For most employees, for the sake of your own financial planning and salary negotiations, those options should be treated as if they are worth $0. Because until you sell them, that’s what they’re worth.
But, but, but — founders don’t think that way! They just gave up a huge chunk of their last round to hire you, the hotshot engineer or brand new VP of sales. How can you say they gave up nothing? Plus, Black-Scholes and all that.
OK, technically, by some measures, those options are worth more than $0.
But you have to discount for risk. And startup stock options are an incredibly risky asset.

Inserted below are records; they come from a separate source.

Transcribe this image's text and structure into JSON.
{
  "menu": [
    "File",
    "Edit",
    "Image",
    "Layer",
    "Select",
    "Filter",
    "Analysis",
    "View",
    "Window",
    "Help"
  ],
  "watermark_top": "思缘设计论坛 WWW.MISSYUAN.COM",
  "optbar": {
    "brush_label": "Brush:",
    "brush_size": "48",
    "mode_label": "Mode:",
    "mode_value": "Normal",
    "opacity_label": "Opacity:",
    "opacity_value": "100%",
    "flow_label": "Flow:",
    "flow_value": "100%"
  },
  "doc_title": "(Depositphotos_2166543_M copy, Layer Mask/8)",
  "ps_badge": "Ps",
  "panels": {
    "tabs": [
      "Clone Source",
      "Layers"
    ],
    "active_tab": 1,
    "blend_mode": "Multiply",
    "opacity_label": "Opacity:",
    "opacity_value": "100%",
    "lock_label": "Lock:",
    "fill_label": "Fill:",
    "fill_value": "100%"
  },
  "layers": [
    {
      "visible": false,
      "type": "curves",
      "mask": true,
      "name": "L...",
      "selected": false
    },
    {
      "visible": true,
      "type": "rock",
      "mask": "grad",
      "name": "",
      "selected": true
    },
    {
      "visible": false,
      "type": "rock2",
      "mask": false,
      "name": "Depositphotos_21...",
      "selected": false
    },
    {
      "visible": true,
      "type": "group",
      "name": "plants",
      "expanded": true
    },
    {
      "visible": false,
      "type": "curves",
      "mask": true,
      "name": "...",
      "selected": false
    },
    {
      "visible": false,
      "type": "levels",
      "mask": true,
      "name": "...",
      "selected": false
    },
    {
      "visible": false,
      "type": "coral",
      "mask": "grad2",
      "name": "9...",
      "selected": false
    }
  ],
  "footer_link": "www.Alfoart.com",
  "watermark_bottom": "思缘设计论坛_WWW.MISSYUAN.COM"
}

Most startups fail. A lot of times, the failure is out of any individual’s control. Maybe you’ll never find product-market fit. Maybe your founders or board are incompetent, or will make one fateful decision that will doom the whole company. Maybe your CEO will get indicted. Maybe the financial markets will collapse just when you were ready to ramp up and go global. Maybe Facebook is going to do your idea better, faster. Or maybe the startup down the street will.
Rules of the game
Venture capitalists and late-stage investors are finance professionals. They understand how to protect themselves against risk. And when they are fronting money to your company so you can grow or stay in business, they are going to exact as many concessions as they can to protect their downside.
If you’re a startup employee, you’re probably not a financial professional, and you probably don’t have the same level of access to your company’s financial records or cap tables to know the full extent of those risks, nor the power to negotiate the same kinds of protections.
Even if you’re able to get out before a liquidity event, you might not be able to sell your shares for what you thought they were worth. At Uber, for instance, the company apparently forces employees to sell shares back to Uber at a preset price.
The point of all this?
Don’t work at a startup because you want to get rich, as the eponymous VC (we think?) blogger Startup L Jackson so eloquently put it earlier today. If you want to get rich, negotiate the maximum salary at the biggest, fastest-growing public tech company you can find, like Google or Facebook or Apple. Sell your shares as they vest, diversify your portfolio, and enjoy your retirement.
But if the idea of working for a big bureaucratic company makes you shudder, if you’re a rebel or a dreamer with a vision of doing things better, if you want to do a lot of jobs and get a lot of experience really fast, if you want to work incredibly hard so you can look back someday with pride and say “I built that,” then maybe a startup’s right for you.